The Diaspora Potrezebe - Newsletter of the Alumni Association of the American Community School at Beirut, Lebanon.

An ACS Alumni Revisits Beirut

by Jeanne Plant Tyler '37

When we arrived, my sister and I, at Beirut Airport from London, the sun was setting and my first view of the land I had lived in so long ago and loved so much was of the Chouf Mountains bathed in a soft pink light the same as I had known them so long ago. However, the following week I was to see sights I had hoped I would never see. Beirut devastated. All my old haunts, Bab-Edriss, the whole business section right down to the port, a lot of Corniche and Ras Beirut including my old home all under many feet of stone and rubble and debris, and between the ruins many high rises that have shot up to house the homeless. The buildings are very close to each other, shutting out the light and eating up the streets.

The town of Jounieh, where I visited my stepmother and three sisters, is full of apartment buildings reaching up to the top of the once lovely hills of that little town, and reaching down to the still blue Mediterranean Sea that meets the lovely Bay of Jounieh.

My thoughts turned to my school days at ACS when the whole school, around 60 pupils in those days, would take the old train to Jounieh Bay to picnic on the lovely beaches with banana groves growing down to the sea! Only garbage and pollution remain. After 17-plus years of war, only ending just over 2 years ago, many things have changed. But the Lebanese have survived. Indeed they have. Always been a joyful busy people, they truly have survived. Their positive attitude to living is very dominant. In spite of the lack of infrastructure, the lack of sewer, water, garbage disposal, roads and any traffic control whatsoever (70 traffic deaths per month). Inside their apartments all is spotlessly clean and lavishly decorated with marble floors, tiled bathrooms with bidets and sunken baths, all in the latest fashion.

Their supermarkets are three stories high, filled with foods of all kinds, enough to make the most lavish Safeway jealous!
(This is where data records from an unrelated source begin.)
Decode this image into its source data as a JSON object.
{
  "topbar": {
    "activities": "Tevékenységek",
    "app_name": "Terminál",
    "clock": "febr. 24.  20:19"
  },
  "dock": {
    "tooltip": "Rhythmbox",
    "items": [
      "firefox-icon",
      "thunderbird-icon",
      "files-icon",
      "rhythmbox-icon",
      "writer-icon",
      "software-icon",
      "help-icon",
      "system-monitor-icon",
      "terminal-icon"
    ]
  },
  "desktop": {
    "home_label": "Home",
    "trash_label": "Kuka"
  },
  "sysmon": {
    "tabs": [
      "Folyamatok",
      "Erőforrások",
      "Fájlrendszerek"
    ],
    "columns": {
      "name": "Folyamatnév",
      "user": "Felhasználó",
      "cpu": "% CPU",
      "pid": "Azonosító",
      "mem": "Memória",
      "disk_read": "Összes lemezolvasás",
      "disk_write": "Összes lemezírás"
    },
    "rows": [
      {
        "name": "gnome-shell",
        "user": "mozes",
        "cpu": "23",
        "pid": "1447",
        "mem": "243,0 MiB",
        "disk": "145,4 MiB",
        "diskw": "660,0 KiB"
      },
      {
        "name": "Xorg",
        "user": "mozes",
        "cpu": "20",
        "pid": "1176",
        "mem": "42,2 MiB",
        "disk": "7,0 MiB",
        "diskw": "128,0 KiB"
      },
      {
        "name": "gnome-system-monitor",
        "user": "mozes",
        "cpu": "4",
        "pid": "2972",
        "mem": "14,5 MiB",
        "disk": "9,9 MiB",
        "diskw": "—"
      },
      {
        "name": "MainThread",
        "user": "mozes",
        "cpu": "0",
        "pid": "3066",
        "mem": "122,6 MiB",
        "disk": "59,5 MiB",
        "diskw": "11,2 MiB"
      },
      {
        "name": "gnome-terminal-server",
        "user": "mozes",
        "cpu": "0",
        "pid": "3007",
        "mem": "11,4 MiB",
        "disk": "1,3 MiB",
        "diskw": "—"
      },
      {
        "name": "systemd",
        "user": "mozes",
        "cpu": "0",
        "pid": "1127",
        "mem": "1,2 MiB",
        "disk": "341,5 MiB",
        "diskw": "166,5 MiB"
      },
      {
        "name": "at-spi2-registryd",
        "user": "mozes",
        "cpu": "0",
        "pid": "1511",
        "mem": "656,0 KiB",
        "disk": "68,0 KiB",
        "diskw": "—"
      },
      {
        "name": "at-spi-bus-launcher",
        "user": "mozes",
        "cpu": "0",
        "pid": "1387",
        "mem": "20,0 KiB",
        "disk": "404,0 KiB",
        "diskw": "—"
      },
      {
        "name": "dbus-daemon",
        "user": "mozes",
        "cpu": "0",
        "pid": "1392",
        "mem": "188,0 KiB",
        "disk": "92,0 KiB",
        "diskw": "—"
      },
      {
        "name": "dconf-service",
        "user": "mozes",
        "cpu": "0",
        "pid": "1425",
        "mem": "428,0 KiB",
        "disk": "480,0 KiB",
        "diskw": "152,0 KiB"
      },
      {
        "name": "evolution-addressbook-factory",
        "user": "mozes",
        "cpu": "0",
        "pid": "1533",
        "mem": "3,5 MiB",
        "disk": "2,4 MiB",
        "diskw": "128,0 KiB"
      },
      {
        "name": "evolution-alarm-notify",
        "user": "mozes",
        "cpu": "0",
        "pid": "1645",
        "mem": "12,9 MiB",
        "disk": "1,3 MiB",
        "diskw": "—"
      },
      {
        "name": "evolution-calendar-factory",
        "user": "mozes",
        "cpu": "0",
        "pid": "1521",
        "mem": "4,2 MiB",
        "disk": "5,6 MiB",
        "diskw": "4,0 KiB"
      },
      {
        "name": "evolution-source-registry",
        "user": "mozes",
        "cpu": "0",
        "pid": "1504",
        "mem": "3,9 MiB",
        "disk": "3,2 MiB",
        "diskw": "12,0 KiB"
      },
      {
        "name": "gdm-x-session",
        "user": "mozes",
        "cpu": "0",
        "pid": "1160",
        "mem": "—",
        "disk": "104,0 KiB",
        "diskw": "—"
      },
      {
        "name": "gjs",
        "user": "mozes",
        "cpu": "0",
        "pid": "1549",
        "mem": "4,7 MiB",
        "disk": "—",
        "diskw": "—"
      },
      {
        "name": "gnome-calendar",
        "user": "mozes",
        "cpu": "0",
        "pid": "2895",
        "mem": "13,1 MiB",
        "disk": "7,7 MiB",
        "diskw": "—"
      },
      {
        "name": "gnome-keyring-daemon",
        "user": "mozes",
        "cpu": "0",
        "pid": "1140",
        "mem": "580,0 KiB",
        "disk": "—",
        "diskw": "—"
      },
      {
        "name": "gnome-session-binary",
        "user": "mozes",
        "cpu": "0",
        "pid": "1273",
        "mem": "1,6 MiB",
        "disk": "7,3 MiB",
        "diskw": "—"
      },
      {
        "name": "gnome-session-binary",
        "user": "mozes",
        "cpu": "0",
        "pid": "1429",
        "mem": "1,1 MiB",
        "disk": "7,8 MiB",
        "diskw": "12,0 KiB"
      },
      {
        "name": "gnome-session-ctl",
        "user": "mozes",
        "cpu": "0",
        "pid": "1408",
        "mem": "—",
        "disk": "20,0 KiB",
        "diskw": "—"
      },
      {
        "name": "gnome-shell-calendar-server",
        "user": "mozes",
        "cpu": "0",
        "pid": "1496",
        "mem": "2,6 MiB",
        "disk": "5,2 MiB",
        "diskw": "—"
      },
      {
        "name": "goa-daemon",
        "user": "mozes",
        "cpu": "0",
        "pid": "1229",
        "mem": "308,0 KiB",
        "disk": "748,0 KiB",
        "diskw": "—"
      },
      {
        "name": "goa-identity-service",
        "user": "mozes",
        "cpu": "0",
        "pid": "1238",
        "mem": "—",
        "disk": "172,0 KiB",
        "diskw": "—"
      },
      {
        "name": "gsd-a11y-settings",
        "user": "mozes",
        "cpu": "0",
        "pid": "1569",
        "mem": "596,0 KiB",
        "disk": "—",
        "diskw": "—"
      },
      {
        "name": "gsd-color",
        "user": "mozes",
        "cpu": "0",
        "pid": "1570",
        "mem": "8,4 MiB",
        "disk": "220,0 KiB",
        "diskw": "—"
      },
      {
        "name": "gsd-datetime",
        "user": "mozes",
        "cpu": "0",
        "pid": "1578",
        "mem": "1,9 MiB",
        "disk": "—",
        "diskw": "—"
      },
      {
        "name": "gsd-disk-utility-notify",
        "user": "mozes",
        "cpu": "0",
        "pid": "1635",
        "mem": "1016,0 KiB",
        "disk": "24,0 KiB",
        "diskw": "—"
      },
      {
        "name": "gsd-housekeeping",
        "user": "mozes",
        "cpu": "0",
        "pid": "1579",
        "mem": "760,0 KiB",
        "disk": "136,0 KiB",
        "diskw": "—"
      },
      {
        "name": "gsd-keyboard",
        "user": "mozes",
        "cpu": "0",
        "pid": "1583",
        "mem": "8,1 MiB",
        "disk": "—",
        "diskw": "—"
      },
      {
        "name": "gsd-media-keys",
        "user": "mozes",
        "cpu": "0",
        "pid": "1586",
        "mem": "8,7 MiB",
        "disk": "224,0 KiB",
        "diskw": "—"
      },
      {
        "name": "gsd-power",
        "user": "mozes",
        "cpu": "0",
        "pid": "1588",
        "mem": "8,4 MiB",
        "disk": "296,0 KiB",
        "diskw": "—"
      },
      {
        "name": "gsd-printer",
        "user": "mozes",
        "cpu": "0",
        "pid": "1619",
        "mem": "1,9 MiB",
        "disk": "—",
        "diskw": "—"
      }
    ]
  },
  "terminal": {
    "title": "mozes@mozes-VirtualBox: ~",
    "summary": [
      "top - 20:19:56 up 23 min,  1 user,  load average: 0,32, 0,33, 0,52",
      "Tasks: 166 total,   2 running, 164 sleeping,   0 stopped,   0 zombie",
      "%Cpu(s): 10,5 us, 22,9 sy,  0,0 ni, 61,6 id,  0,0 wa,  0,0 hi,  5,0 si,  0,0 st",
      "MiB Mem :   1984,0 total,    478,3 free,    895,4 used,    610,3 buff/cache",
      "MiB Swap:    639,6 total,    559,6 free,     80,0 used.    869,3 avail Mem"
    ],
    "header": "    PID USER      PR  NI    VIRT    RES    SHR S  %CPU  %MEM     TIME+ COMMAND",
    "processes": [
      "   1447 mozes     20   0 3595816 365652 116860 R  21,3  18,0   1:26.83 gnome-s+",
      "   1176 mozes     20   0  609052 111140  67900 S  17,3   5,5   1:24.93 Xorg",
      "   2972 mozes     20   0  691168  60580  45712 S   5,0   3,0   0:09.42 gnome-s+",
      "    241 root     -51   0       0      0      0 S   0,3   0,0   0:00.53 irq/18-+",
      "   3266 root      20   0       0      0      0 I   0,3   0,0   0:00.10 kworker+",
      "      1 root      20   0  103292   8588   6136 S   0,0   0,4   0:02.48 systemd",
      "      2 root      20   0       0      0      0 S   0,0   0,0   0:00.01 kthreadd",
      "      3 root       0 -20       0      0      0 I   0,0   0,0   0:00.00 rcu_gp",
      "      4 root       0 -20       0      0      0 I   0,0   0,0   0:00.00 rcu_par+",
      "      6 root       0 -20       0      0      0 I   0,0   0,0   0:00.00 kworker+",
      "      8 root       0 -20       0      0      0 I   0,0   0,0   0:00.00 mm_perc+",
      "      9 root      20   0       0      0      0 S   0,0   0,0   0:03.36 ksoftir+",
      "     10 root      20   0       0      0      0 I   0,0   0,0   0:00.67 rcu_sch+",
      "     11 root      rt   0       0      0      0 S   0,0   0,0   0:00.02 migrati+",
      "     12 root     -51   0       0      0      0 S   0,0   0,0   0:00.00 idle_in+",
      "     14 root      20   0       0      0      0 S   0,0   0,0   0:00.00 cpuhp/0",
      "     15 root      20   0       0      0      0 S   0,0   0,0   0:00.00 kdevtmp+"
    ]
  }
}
With special automatic cable lines that carry your shopping carts from one floor to another. You can buy the latest Paris fashions in Jounieh and the Best Italian shoes.

If you shop down the old souks of Tripoli and Sidon, you can purchase the loveliest Abas and Arab dresses all hand-made in Damascus

However, that which was all around me and on which no price can be put was the outstanding spirit of these Lebanese people who have been through so much, left with so little, and yet have determination and optimism with every breath they take. Seemingly left by the powers that be in the outside world with very little financial assistance, the Lebanese are soldiering on to both exist for the present and build for the future.

One of the great resources is education of the young. An example is the studies of my niece Ghinwa Chamas, aged 13 years, who is to graduate from the 8th grade to high school. She has to study ALL of her subjects in three languages and also pass in them: Arabic, French, and English. These people will succeed.

Out of the rubble of 17 years of war come some rays of sunshine. At Beit Meri, such a beautiful place during my earlier times in Lebanon, I was taken to see the unearthing of some old Roman baths with the most exquisite mosaic floors from hundreds of years ago in history. Thus the horrors of bombardment have uncovered priceless archeological findings and I understand that similar unearthings have appeared in other areas around Beirut.

The ACS I knew is of course no longer there, but my sisters, all ACSers, visited the "new" ACS near the AUB campus and were very impressed. All seem to be flourishing.